State management at enterprise scale requires careful attention. Terraform state contains sensitive information (resource identifiers, sometimes secrets) and must be stored securely with appropriate access controls. Remote state backends (S3 with DynamoDB locking, Terraform Cloud, Azure Storage with locking) provide team collaboration, concurrency control, and secure storage. State file isolation — separate state per environment, per team, or per application — limits the blast radius of state corruption and simplifies access control.

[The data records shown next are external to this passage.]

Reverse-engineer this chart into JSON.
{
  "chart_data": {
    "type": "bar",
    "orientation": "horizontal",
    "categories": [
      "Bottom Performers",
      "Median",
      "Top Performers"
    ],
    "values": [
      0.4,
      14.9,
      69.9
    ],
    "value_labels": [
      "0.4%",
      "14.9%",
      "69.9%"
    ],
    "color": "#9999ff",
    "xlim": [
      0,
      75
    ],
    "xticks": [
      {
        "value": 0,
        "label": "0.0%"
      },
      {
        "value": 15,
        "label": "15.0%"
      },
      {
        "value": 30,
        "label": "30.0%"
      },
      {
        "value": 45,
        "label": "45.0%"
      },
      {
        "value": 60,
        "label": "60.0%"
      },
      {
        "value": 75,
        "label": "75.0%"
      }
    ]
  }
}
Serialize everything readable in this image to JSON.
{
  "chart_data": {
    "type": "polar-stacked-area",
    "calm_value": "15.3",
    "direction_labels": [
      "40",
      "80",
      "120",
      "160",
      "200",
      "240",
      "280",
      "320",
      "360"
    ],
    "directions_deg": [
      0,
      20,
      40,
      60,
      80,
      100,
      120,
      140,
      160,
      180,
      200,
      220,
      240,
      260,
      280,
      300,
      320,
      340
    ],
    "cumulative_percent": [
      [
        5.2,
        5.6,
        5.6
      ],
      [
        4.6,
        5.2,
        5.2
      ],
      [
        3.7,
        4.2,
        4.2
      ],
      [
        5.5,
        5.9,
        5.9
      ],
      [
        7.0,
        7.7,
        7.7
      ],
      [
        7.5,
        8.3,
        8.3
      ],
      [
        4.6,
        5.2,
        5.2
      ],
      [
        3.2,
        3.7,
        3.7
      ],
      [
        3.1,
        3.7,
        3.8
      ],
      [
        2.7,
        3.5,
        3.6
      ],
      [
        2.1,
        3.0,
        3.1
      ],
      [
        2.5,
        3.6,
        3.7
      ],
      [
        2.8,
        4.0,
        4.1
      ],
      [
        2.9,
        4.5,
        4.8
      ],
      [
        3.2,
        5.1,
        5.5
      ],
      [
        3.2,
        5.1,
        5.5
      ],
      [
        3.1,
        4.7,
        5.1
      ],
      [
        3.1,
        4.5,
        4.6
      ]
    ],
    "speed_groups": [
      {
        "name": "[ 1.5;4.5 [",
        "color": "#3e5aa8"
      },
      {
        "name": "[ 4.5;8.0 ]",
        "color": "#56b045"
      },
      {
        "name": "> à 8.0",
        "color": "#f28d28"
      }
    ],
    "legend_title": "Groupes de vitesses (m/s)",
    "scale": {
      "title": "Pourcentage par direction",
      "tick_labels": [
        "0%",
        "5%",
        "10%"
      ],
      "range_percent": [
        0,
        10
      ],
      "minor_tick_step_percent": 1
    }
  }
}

The journey from ad-hoc scripts to policy-governed declarative infrastructure is not merely a tooling upgrade — it is a maturation of how the organisation thinks about infrastructure. It is the transition from treating infrastructure as something built and maintained manually to treating it as software that is written, tested, reviewed, and continuously managed. For the CTO, this maturity directly enables the agility, reliability, and governance that cloud-native architecture demands.